During the Day of the Devs 2025 showcase, Xcavator resurfaced after more than three decades in limbo. Boutique publisher iam8bit has opened pre-orders for Xcavator 2025 at $100, positioning it as a premium retro release aimed at collectors and NES enthusiasts who still love original hardware.
What makes this release unusual isn’t just the price tag—it’s the authenticity. Xcavator 2025 is coming on a genuine NES cartridge, designed to run on original Nintendo Entertainment System consoles. It’s also being packaged with a 14-page printed manual written and endorsed by the Video Game History Foundation (VGHF). Rather than acting as a simple instruction booklet, the manual digs into how the game works, the realities of building 8-bit games in the early ’90s, and the longer, messier journey that kept Xcavator from ever reaching store shelves back in the day.
The game began life in 1991 as a prototype created by programmer Chris Oberth at Incredible Technologies, a studio known for arcade hits like Golden Tee Golf and Big Buck Hunter. Oberth reportedly put enormous effort into the concept: a treasure-hunting puzzle game built around careful, strategic digging and excavation. But despite pitching it to multiple publishers at the time, the project never secured a deal—and as a result, it never saw a public release.
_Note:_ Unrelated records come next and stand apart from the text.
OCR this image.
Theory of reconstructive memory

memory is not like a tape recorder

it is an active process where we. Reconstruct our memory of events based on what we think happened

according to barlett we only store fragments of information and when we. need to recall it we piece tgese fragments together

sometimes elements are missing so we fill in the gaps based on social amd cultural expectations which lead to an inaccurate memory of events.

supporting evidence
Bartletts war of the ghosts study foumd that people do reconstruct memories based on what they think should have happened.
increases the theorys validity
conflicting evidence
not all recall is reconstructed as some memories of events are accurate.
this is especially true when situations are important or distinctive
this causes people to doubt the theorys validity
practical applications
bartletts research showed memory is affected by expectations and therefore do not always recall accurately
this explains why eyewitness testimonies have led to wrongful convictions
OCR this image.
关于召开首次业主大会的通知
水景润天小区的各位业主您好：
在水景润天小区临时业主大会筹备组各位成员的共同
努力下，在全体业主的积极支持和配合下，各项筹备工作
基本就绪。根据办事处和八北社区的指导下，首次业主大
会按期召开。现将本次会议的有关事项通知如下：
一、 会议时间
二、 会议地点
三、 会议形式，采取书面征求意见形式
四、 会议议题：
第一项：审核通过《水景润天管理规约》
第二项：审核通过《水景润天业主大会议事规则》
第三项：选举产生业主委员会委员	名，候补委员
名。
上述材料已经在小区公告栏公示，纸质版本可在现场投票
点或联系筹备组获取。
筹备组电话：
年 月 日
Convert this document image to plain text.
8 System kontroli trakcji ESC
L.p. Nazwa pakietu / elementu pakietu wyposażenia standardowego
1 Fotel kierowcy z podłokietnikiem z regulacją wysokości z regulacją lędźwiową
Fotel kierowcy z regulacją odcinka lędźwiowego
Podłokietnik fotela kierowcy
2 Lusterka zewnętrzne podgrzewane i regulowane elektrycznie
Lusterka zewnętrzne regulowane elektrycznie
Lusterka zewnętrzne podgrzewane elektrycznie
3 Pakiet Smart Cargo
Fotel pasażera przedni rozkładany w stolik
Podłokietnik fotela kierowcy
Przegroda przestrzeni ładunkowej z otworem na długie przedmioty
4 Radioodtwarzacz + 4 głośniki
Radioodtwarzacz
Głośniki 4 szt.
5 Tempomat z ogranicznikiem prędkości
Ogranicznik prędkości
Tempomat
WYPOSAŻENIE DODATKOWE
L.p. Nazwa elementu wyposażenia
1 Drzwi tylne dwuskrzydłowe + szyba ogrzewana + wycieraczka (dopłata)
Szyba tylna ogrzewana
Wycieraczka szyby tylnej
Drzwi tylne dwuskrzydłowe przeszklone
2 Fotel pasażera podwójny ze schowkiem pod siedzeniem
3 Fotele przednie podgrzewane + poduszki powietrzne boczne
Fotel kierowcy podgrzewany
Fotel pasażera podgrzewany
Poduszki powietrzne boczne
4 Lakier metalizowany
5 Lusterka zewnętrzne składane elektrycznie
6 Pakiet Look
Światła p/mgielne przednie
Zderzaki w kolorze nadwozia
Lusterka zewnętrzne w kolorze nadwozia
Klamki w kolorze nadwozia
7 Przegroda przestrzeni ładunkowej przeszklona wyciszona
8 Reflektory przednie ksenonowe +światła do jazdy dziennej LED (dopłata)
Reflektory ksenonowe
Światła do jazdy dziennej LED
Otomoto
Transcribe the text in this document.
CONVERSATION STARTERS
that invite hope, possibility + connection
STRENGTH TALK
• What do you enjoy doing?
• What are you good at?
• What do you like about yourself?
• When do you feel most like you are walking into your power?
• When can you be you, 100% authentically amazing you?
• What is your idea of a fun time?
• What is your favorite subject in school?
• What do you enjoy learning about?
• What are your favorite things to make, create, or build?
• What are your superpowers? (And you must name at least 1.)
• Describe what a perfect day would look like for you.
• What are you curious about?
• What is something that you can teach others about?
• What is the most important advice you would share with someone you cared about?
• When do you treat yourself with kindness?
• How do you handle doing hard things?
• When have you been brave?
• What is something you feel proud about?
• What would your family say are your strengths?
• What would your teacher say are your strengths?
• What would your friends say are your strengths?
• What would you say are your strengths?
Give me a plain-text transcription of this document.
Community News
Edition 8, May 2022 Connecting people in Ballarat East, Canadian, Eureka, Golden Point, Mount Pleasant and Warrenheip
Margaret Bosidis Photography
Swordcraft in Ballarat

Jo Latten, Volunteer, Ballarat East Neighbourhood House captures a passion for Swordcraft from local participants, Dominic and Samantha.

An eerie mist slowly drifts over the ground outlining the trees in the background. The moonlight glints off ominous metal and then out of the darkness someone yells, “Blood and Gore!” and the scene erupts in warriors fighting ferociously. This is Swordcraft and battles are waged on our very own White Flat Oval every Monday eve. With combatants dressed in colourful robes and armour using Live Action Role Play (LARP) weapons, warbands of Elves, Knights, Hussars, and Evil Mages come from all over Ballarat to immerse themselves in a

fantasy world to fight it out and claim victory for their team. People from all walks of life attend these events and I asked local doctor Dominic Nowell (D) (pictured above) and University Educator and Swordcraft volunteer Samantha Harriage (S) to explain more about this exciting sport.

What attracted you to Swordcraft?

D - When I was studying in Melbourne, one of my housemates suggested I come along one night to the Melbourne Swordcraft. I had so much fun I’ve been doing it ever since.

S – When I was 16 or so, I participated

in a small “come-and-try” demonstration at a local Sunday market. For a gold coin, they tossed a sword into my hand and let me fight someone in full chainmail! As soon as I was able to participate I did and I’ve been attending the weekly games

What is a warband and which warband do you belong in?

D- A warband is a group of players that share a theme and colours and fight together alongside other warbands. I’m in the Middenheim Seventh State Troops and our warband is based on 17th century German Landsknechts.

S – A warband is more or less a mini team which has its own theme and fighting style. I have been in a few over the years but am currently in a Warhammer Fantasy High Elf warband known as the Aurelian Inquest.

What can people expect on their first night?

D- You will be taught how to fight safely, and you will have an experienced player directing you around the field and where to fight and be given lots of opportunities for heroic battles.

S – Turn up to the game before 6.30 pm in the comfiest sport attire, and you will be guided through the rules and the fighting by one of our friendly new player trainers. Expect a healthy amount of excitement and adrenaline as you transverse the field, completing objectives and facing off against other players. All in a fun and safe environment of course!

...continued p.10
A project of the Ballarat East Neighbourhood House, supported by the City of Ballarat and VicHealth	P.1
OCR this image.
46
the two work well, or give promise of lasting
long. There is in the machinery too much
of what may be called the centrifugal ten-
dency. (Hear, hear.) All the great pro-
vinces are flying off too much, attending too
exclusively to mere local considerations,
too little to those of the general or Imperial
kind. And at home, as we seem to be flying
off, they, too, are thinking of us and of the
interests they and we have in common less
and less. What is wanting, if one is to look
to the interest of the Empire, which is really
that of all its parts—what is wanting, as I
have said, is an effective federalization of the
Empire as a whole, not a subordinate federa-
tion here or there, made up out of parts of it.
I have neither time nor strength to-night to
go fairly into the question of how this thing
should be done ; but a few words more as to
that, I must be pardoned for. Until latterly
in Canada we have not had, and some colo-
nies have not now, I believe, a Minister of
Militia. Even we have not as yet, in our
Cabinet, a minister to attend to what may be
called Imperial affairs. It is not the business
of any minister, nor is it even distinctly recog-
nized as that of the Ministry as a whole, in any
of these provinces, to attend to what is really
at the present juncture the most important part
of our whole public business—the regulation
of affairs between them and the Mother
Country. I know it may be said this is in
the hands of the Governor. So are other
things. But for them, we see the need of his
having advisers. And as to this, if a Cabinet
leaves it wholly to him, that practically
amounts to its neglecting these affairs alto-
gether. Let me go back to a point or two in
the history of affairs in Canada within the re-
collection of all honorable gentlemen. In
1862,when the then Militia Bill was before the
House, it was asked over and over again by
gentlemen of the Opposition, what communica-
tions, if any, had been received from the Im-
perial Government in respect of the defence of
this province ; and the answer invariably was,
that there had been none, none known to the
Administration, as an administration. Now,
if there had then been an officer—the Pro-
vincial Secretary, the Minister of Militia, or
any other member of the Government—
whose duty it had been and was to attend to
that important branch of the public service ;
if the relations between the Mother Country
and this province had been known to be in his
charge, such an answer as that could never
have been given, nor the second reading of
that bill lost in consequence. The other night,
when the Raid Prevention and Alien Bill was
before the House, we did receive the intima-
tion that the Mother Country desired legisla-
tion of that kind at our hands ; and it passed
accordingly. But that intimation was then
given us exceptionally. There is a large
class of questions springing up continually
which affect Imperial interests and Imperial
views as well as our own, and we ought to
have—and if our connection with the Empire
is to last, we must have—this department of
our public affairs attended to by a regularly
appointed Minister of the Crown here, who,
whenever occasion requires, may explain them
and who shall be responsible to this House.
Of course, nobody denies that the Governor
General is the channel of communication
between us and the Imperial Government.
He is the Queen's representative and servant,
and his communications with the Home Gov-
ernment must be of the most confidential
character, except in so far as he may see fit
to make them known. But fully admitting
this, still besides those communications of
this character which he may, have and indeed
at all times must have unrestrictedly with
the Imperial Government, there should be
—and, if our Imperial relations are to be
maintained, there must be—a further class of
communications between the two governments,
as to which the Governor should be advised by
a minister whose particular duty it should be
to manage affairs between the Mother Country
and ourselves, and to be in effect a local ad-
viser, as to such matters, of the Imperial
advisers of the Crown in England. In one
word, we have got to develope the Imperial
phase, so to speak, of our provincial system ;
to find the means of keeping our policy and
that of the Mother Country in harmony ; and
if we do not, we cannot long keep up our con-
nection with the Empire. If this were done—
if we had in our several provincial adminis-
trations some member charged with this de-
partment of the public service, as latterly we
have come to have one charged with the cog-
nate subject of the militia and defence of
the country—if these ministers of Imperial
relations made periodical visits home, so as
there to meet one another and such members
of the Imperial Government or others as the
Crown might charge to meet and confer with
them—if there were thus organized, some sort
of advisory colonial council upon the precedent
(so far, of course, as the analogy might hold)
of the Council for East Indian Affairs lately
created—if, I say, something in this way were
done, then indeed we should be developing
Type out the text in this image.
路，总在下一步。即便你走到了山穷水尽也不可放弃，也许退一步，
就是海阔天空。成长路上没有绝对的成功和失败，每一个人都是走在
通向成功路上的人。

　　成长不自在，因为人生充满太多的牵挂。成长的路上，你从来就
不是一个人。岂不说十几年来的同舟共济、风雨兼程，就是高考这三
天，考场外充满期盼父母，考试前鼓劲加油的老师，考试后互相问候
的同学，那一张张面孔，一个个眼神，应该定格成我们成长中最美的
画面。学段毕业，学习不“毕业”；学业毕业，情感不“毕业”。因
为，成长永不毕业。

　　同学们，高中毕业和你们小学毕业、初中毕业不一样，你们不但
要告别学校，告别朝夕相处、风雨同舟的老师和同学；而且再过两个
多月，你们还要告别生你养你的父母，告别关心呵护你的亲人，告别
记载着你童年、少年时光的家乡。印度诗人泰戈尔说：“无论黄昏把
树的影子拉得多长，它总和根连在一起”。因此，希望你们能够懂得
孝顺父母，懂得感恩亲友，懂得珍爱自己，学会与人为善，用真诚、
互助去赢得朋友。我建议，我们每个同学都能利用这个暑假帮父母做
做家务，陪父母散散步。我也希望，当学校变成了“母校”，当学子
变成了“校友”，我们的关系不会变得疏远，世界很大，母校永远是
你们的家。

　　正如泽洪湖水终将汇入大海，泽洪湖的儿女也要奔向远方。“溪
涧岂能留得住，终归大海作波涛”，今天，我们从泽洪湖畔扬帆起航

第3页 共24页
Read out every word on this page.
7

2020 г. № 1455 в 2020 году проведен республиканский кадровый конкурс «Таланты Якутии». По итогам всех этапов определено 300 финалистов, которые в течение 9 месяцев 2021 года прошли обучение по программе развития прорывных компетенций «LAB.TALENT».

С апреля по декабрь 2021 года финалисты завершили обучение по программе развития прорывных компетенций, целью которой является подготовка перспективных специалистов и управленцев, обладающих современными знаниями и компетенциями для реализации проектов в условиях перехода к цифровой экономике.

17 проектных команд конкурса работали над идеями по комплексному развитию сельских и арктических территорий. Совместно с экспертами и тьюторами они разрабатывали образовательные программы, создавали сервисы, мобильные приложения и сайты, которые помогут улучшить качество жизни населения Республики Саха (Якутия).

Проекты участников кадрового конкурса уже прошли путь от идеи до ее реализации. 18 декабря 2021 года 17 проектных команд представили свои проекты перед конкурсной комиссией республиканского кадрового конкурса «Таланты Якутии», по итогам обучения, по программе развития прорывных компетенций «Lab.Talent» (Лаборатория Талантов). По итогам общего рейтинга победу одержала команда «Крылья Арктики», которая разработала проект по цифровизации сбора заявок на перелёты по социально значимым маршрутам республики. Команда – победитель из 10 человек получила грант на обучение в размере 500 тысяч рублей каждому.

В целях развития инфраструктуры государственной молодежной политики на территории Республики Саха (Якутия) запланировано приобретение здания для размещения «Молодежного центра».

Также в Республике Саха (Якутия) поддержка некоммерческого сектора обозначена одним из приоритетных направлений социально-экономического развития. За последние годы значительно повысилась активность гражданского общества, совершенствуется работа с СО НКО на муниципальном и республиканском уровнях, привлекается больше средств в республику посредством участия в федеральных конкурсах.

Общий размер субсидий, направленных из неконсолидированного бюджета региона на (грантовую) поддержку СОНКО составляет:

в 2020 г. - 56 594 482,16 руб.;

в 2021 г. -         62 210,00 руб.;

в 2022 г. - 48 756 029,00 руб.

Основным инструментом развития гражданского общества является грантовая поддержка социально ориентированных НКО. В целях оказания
After that, Xcavator effectively disappeared. The prototype and its source code went into storage and sat there for years, ultimately outlasting Oberth himself, who passed away in 2012. The key turning point came when Oberth’s family donated the prototype to the VGHF, a nonprofit organization dedicated to preserving video games, recovering lost works, and keeping gaming history from quietly fading away.
From there, the restoration became a collaboration. With support from Mega Cat Studios and Retro Entertainment Games—and crucially, using development tools that match what would have been used in 1991—the foundation worked to convert the unfinished build into a polished, complete experience suitable for a modern retro cartridge release.
There’s also a charitable angle built into the project. Profits beyond manufacturing costs will go to the Video Game History Foundation to fund preservation work, including archiving games, researching lost titles, and restoring aging materials before they degrade beyond repair. VGHF founder and director Frank Cifaldi described the original prototype as a rare look at the challenges indie developers faced trying to break into the console business during the 8-bit era—adding that the game’s eventual release is only possible because Oberth kept his work and his family ensured it reached preservationists.
If you’re considering a pre-order, timing matters. Pre-orders for Xcavator 2025 are currently open and will run through January 10, 2026, with shipments planned for Q2 2026—meaning this revived NES puzzler is expected to finally arrive in players’ hands next year, decades after it was first built.